Synopses & Reviews
Before there was a Woodstock Concert, there was Elliot Tiber working to make a go of his parents' upstate New York hotel, the El Monaco. It wasn't easy. The Jewish clientele who had returned to the Catskills year after year had discovered Florida, and the upstate hotel business was dying.
To save his family's livelihood, Elliot put on plays, musicals, and local festivals. In the process, Elliot became the area's official issuer of event permits not that anybody else wanted that position. Elliot even worked weekends as an interior design artist in New York City, all in the hopes of helping his family.
In the summer of 1969, Elliot Tiber's life changed in a way he never could have foreseen. Greenwich Village had become the mecca for gays in America. There, Elliot had socialized with the likes of Truman Capote, Tennessee Williams, Andy Warhol, and a talented young photographer named Robert Maplethorpe, and yet had managed to keep his gay life a secret from his family. Then on Friday, June 27, Elliot walked into the Stonewall Inn and witnessed the riot that would galvanize the gay movement in the United States. And on July 17, when Elliot read that the Woodstock Concert promoters had lost their license to stage the show in Wallkill, he called to offer his help in finding a new venue. In the days that followed, Elliot found himself swept up in a vortex that would change his life forever.
The events that unfolded during that hot New York summer have come to be recognized as major turning points in our cultural history. Few, however, have enjoyed Elliot Tiber's unique view of those events. Taking Woodstock is the funny, touching, and true story of the man who enabled Woodstock to take place. It is also the personal story of one man who took stock of his life, his lifestyle, and his future. In short, Taking Woodstock is like no history of Woodstock you have ever read.
"A humble motel owner and his parents become the heroes in carrying off the momentous 1969 Woodstock rock concert in Tiber's occasionally improbable yet thoroughly entertaining tale. Tiber, n Teichberg of Bensonhurst, Brooklyn, put on hold his personal ambition in the mid-1950s as an artist to help his aging Old World Jewish parents run their ramshackle resort motel in White Lake, deep in the Catskill Mountains.
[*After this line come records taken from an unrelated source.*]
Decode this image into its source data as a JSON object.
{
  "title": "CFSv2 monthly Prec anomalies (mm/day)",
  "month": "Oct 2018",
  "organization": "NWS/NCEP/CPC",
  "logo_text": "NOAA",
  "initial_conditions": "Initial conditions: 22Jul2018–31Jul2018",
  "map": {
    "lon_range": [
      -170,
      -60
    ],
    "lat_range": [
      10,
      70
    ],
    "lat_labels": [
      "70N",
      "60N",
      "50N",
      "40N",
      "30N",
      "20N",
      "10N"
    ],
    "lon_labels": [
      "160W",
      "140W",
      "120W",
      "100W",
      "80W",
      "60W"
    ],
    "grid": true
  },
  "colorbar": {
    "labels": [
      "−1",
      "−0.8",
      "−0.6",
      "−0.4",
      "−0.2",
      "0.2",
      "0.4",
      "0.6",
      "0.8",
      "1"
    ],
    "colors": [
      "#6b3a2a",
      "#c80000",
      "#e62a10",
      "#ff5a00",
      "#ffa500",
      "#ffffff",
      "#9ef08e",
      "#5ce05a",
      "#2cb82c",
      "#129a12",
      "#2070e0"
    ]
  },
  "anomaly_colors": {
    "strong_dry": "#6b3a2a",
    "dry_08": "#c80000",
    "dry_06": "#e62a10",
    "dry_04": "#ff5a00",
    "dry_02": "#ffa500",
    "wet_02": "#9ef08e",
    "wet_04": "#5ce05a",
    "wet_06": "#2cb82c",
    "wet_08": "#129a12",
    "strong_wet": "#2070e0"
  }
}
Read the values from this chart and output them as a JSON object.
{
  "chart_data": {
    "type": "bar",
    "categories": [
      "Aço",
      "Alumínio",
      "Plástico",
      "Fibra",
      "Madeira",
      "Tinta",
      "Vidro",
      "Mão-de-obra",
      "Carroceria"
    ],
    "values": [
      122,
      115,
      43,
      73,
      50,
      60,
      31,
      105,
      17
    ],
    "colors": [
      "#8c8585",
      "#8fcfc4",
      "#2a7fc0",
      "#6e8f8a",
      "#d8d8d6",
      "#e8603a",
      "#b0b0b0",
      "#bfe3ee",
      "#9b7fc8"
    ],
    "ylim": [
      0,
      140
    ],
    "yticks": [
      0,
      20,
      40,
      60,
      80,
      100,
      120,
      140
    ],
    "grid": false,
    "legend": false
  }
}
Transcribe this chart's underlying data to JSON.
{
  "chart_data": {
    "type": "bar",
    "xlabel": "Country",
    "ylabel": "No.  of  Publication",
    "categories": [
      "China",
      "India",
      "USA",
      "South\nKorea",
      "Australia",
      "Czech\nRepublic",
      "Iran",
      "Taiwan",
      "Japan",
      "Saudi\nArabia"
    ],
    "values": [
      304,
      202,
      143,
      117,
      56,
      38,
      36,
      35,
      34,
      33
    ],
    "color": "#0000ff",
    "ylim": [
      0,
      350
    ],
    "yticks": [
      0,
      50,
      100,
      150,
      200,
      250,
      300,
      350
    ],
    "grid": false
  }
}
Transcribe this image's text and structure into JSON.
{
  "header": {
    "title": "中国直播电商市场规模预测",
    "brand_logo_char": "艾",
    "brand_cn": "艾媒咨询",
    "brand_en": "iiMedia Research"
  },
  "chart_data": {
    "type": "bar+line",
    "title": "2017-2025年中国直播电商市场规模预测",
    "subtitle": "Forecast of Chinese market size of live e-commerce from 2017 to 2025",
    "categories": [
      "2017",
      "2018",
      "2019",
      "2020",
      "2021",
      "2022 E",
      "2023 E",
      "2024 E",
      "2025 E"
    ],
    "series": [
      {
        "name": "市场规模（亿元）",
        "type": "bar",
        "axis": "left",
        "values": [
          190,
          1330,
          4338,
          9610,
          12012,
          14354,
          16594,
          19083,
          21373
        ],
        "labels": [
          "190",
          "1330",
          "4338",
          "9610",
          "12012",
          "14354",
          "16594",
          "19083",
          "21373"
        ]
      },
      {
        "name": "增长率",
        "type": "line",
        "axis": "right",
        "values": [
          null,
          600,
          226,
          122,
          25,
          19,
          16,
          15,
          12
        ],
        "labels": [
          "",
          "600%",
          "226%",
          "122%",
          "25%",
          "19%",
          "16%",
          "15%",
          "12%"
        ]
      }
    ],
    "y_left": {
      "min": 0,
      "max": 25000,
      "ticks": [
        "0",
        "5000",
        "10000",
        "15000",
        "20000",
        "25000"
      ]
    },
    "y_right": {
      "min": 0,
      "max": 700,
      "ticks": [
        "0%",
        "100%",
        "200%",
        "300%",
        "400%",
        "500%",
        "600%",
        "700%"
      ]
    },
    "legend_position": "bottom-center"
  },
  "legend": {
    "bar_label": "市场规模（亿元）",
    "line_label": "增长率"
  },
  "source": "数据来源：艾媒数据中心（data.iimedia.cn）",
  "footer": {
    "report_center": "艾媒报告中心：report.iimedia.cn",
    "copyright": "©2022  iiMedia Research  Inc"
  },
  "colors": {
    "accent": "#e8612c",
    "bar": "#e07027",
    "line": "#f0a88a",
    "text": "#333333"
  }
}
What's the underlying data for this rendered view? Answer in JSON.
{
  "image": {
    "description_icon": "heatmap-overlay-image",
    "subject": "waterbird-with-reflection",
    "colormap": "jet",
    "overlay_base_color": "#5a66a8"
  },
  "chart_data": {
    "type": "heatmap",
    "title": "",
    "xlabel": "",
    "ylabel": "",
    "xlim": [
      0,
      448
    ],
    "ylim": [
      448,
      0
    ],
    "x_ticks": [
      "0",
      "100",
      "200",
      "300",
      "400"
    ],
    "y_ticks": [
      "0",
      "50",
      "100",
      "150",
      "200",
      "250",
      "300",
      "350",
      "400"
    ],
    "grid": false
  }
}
Hounded by the guilt that he can't live up to his parents' standards and riven by his own covert homosexuality, Tiber pokes fun at what he calls the Teichberg Curse, a scourge that won't allow the family to escape financial ruin. As head of the Chamber of Commerce in his small town, and possessed of the yearly permit to hold summer music concerts, Tiber gets wind of rock concert promoter Michael Lang's need for a venue to hold the Woodstock festival. A month of frenzied preparations ensues as Max Yasgur's farm is secured, the anticipated numbers swell, and tensions grow in the town. Yet the planning of the concert makes up only one part of Tiber's very human story, which includes affecting side chapters on brushes with artists (Mark Rothko, Robert Mapplethorpe) and standing defiant when the cops raided the West Village gay bar Stonewall." Publishers Weekly (Copyright Reed Business Information, Inc.)
This is the funny, touching, and true story of the man who enabled Woodstock to take place. It is also the personal story of one man who took stock of his life, his lifestyle, and his future. This book is like no history of Woodstock you've ever read.
About the Author
Elliot Tiber has been a professional creative writer for over thirty-five years. He has written and produced numerous award-winning plays and musical comedies for the theater, television, and films around the world. He was also dramaturge for the National Theater of Belgium. He was a semi-finalist in the Academy Awards for best film. As a professor of comedy writing and performance, he has taught at the New School University and Hunter College (CUNY) in New York City. Mr. Tiber is also a best-selling author. His first novel, Rue Haute
, was an instant bestseller in Europe, and was published in the US as an Avon Paperback under its English title, High Street
. As a humorist, Elliot Tiber has appeared on CNN, NBC, CBS, CNBC, and 20/20, as well as on television shows in France, England, Tokyo, Moscow, and Berlin. Tiber has also performed his standup one-man show, Woodstock Daddy, for clubs, theaters, and TV. He currently resides in both New York City and California.
Tom Monte has written more than 30 books and many hundreds of articles for such magazines and newspapers as Life, Saturday Evening Post, Natural Health, and the Chicago Tribune. Among his many works are The Way of Hope, about the AIDS crisis in New York City. Tom is also the co-author with Dr. Anthony Sattilaro of the best-selling books Recalled By Life (Houghton Mifflin, 1982) and Living Well Naturally (Houghton Mifflin, 1984). For the past twenty years, Tom has lectured and provided workshops on healing and personal transformation throughout the United States and Europe, including the University of Massachusetts and Yale University. In May 2005, he was the keynote speaker for the American Cancer Society's Living With Cancer Conference in Augusta, Maine. He and his wife, Toby, live in Massachusetts and are the parents of three adult children.